Limitations of OpenAI o1
As preview models, o1 comes with certain limitations:
- Feature gaps: Initially, the models do not support web browsing, image processing, or file uploads.
- API restrictions: Function calling and streaming are not available, and access to chat completion parameters is limited.
- Response time: Due to the more thorough reasoning process, the o1 models are slower than previous iterations.
- Usage limits: At launch, users of o1-preview were limited to 30 messages per week, which was later increased to 50. For o1-mini, users are allowed 50 messages per day.
- Higher costs: For API users, the o1 models are more expensive than GPT-4o.
Enhancing Safety with OpenAI o1
To ensure safety, OpenAI released a System Card that outlines how the o1 models were evaluated for risks like cybersecurity threats, persuasion, and model autonomy. The o1 models improve safety through:
- Chain-of-thought reasoning: This allows the models to better recognize mistakes and refine their responses.
- Jailbreak resistance: The o1 models demonstrate stronger resistance to common attacks, scoring higher on safety benchmarks.
- Content policy adherence: In evaluations like the Challenging Refusal Evaluation, o1-preview achieved a “not-unsafe” score of 0.934, outperforming GPT-4o’s 0.713.

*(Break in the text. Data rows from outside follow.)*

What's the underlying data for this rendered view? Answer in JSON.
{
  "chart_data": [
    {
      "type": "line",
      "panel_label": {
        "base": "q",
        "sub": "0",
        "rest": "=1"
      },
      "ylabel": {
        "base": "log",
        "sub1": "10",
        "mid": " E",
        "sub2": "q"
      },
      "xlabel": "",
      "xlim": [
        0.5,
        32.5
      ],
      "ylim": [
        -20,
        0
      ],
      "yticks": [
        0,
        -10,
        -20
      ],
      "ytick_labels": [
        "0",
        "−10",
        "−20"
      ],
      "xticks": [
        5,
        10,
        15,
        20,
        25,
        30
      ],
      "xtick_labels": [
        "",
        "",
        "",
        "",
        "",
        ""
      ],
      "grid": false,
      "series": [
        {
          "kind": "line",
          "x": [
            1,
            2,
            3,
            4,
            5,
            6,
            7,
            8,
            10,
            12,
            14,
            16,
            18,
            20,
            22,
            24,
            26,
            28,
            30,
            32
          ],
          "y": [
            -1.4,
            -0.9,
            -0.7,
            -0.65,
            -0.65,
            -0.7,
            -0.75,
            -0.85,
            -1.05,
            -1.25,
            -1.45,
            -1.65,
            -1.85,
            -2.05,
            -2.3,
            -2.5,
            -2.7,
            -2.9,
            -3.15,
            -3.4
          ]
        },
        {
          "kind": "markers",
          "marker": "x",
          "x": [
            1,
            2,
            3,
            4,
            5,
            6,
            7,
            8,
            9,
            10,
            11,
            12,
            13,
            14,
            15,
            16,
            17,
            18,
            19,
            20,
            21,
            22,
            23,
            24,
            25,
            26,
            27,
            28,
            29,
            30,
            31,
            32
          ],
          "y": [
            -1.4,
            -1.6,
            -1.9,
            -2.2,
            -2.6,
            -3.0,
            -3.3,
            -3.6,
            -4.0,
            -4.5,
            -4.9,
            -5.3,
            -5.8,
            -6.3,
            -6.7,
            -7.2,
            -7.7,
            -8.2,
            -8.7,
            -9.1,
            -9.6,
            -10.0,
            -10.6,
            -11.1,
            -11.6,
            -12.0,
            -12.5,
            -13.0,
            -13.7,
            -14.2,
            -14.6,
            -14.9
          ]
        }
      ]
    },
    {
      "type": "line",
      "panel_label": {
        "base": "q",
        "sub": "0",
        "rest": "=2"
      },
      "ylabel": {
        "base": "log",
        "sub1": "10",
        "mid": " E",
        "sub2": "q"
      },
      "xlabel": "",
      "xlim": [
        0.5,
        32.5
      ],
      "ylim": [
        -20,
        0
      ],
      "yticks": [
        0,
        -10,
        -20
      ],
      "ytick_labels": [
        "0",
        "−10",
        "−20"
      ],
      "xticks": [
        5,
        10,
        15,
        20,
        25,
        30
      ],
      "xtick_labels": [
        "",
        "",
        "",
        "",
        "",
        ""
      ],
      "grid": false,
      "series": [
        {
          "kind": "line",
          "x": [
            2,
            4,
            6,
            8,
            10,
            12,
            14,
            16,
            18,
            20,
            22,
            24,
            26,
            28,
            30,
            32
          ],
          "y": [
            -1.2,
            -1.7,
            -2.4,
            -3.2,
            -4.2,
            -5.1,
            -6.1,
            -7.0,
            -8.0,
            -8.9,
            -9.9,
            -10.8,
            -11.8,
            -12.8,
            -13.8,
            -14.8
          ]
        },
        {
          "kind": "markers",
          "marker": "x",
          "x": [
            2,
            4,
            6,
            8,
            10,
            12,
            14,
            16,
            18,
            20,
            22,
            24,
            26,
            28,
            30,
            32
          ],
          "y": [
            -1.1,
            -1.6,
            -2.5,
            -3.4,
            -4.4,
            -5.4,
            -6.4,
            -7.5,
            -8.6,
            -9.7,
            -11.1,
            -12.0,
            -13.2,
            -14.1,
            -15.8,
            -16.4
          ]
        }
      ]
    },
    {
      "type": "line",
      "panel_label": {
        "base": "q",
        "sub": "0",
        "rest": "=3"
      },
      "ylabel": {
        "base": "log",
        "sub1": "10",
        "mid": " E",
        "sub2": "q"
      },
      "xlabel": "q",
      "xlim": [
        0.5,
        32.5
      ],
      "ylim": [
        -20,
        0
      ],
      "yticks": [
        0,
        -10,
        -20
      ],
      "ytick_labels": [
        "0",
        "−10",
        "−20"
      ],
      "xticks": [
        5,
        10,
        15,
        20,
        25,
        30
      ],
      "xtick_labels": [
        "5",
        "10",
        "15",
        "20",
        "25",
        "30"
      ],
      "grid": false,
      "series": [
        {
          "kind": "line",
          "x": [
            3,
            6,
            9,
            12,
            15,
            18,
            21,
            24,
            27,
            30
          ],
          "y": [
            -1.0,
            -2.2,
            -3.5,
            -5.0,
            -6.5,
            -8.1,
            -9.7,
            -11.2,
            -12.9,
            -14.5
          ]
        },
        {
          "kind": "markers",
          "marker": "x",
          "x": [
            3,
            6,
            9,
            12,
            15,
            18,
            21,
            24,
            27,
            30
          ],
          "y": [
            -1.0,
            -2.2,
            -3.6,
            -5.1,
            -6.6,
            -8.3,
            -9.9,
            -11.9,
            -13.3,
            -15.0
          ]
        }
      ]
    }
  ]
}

- Bias mitigation: The o1 models show improved fairness in decision-making, performing better on evaluations involving race, gender, and age.
GPT-4o vs. OpenAI o1
Here’s a quick comparison between GPT-4o and OpenAI’s new o1 models:
Feature | GPT-4o | o1 Models |
---|---|---|
Release Date | May 13, 2024 | Sept. 12, 2024 |
Model Variants | Single model | Two variants: o1-preview and o1-mini |
Reasoning Capabilities | Good | Enhanced, especially for STEM fields |
Mathematics Olympiad Score | 13% | 83% |
Context Window | 128K tokens | 128K tokens |
Speed | Faster | Slower due to in-depth reasoning |
Cost (per million tokens) | Input: $5; Output: $15 | o1-preview: $15 input, $60 output; o1-mini: $3 input, $12 output |
Safety and Alignment | Standard | Enhanced safety, better jailbreak resistance |
OpenAI’s o1 models bring a new level of reasoning and accuracy, making them a promising advancement in generative AI.